2014 NBA Finals Preview: Free Throw Edition

nbafinalsmgn1image: deannbabets.wordpress.com. Isn’t it nice that we can reuse all the graphics from last year?

Tonight is the first night of the NBA Finals, with the Miami Heat facing off against the Spurs in San Antonio. There’s plenty to talk about, but since we’re all about free throws here, we’re going to be giving our free throw preview of the finals. Let’s go.

The Miami Heat have been all over the place on free throws. Lebron, for instance, is holding at a solid 75% free throw rate. Solid enough that people seem to not want to foul him so much: during the season, he once went two straight games without shooting a free throw. Dwayne Wade has also been strong from the free throw line this year, despite this video, leading some to question an analysis that (sadly) we bought into saying that free throws helped the Indiana Pacers to pick up a few games during the playoffs. Nevertheless, their performance last year was shaky, as Danny Martinez points out. With many expecting a strong offense, will they be able to hold up against possible fouls?

On a related note, watch this video explaining the probability of Lebron making ten free throws in a row.

San Antonio has also shown a wobbly free throw performance, but one that is improving overall. Tim Duncan used to suck at free throws, but he turned things around and by 2013 was shooting 82% from the free throw line. We noted Kevin Durant’s strong free throw shooting in OKC’s final game of the playoffs this year, but Duncan also held his own, shooting 75% or more regularly.

Overall, even though they have been shaky on free throws in the past, this year these are two strong teams that have proven that they can hold up on the free throw line. It looks like this is going to be a good finals series for free throws.

NBA Playoffs: Pre-Finals Free Throw Wrap-Up

Durant Free ThrowImage: upi.com

When last we checked in, we were waxing poetic/philosophical in the wake of the whole Donald Sterling racism fiasco. In the couple of weeks or so since, Sterling managed to go on national TV and screw things up even more, and the LA Clippers ended up being sold by Sterling’s wife to former Microsoft CEO Steve Ballmer for the low low price of $2 billion, though Sterling is still threatening to sue the NBA for $1 billion. Don’t you just love rich people math? The sale is a historic trade off from one old white guy to a slightly younger but still pretty old white guy, though to Ballmer’s credit, his on-tape gaffes will probably end up just being him shouting “developers Developers DEVELOPERS!” – still irritating, but a lot less racist than Sterling’s. Ballmer also promises to be one of the first team owners to sweat more than his players do on court.
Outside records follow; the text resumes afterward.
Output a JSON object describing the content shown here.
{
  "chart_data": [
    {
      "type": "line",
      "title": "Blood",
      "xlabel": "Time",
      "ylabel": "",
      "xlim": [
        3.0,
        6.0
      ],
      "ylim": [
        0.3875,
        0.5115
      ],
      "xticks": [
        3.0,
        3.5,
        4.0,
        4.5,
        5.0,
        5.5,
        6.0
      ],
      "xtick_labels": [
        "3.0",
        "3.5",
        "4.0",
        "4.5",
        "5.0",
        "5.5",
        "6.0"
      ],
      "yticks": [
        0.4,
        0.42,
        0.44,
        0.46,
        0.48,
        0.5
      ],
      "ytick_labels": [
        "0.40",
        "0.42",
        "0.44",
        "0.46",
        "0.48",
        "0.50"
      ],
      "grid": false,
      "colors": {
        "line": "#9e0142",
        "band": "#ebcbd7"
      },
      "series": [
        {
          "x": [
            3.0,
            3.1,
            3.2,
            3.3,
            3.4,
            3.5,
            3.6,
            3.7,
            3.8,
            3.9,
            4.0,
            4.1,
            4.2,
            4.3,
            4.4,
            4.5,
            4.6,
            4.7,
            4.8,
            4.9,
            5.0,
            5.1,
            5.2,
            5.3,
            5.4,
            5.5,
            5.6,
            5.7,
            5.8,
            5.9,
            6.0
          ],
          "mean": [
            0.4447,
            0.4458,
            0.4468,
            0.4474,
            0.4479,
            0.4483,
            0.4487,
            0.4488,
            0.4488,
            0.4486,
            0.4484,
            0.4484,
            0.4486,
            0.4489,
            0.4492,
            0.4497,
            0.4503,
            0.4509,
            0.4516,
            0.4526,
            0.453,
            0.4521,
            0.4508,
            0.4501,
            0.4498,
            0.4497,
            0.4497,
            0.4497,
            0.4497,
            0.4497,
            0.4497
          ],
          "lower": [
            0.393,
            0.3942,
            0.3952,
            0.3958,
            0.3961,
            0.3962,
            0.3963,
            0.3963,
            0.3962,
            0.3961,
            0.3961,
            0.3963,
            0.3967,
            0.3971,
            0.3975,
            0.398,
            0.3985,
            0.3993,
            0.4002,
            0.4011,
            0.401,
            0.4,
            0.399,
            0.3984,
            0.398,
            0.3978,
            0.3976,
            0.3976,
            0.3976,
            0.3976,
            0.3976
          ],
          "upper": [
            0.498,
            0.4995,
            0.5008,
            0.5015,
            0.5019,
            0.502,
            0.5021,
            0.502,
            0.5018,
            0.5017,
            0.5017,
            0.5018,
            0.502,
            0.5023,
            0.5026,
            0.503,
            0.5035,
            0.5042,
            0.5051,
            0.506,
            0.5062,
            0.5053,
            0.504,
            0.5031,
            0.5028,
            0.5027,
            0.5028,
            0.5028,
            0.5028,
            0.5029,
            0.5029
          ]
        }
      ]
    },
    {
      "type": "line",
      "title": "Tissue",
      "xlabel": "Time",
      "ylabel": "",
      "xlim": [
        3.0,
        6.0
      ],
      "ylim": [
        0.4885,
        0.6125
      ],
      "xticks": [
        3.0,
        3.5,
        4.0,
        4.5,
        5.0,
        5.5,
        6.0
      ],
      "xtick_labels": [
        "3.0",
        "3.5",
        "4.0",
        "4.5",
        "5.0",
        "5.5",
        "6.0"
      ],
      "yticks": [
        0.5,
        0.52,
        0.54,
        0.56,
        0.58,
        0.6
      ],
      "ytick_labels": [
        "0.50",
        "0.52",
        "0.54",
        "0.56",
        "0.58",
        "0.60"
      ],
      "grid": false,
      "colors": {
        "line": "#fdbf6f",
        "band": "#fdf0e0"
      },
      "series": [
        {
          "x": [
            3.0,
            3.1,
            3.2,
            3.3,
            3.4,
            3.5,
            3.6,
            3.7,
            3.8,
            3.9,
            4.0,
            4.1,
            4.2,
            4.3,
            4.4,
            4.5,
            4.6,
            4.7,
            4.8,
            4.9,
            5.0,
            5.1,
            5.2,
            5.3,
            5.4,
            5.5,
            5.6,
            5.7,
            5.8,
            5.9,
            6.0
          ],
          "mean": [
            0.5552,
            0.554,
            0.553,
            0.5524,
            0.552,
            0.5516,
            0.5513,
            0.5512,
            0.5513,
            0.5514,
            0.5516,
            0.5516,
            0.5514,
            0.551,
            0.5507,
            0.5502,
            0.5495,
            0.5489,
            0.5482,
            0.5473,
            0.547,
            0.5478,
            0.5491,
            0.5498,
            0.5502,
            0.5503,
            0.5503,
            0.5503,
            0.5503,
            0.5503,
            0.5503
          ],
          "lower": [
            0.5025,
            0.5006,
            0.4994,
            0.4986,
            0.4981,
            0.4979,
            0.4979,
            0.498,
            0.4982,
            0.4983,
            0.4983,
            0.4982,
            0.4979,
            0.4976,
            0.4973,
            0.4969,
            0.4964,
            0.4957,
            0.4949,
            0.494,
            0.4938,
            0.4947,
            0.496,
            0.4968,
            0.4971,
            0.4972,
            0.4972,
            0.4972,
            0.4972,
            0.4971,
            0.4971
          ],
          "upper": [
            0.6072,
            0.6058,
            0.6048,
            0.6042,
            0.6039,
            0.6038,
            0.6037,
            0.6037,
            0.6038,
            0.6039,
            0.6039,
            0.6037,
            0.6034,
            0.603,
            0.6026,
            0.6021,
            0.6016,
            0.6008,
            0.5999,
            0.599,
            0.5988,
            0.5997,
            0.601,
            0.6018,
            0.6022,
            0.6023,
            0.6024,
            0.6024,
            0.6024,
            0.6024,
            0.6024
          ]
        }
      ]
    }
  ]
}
Also, he’s perfected his victory dance for whenever someone on his team makes a basket.

But I digress. Here are the top free throw moments from the playoffs. Excluding the finals, obviously. Unless someone has a way for me to see the future. In which case, I would probably give up free throw blogging and go crazy in Vegas.

First. it’s worth remembering (again) the free throws by DeAndre Jordan of the LA Clippers in game 5 against the Warriors, which noted sports writers called a “roller coaster”. Maybe because of the fact that sometimes they make people vomit. But in this case, comparing them to a roller coaster turns out to be a good thing. But as they moved on to face the Thunder, they (to borrow a tired metaphor) dropped the ball. After seemingly forgetting how to shoot free throws, they were out after six games.

While we’re on the subject of Oklahoma City and free throws, watch this video of Joey Crawford moronically interrupting Kevin Durant during a free throw in game 5 of the Thunder/Grizzlies series. The ref looks like Elmer Fudd.

There was more free throw drama to come. In game 6 of the Thunder/Spurs series, OKC managed to tie it up when Kevin Durant drained two free throws against the Spurs with 58 seconds left. It was almost enough to give the Thunder one more game before their inevitable loss against the “Foreign Legion”. But no, they still lost 2-4, instead of a marginally more dignified 3-4 loss.

Meanwhile in the Eastern Division, another moronic free throw interruption happened when Brooklyn’s “Mr. Whammy” (wasn’t he the guy from Anchorman? or maybe the guy from the Six Flags ads.) did what appeared to be a two-fingered breaststroke to distract the Raptors’ Kyle Lowry from making one out of two free throws during their series. Which Brooklyn ended up winning. Whammy.

But the biggest story is – of course – the Miami Heat, against whom two other teams had exceptional free throw games, and still lost. Brooklyn rallied in the last of the five (five!) games they ended up playing against Miami, thanks to free throws, before losing. Indiana did a bit better, taking two games off of Miami before being sent to the scrap heap. The first of those two was basically won by free throws.

So here we are again. The Heat are looking to win their third championship in a row, despite the fact that other teams seem to be doing better at the free throw line. Does this mean that free throws don’t matter?

No. Without free throws, those teams would have gone down even harder. Now, only one question remains: will the Heat emerge victorious, or will the Spurs be able to take them down a peg? I dunno. Maybe we should ask Mr. Whammy.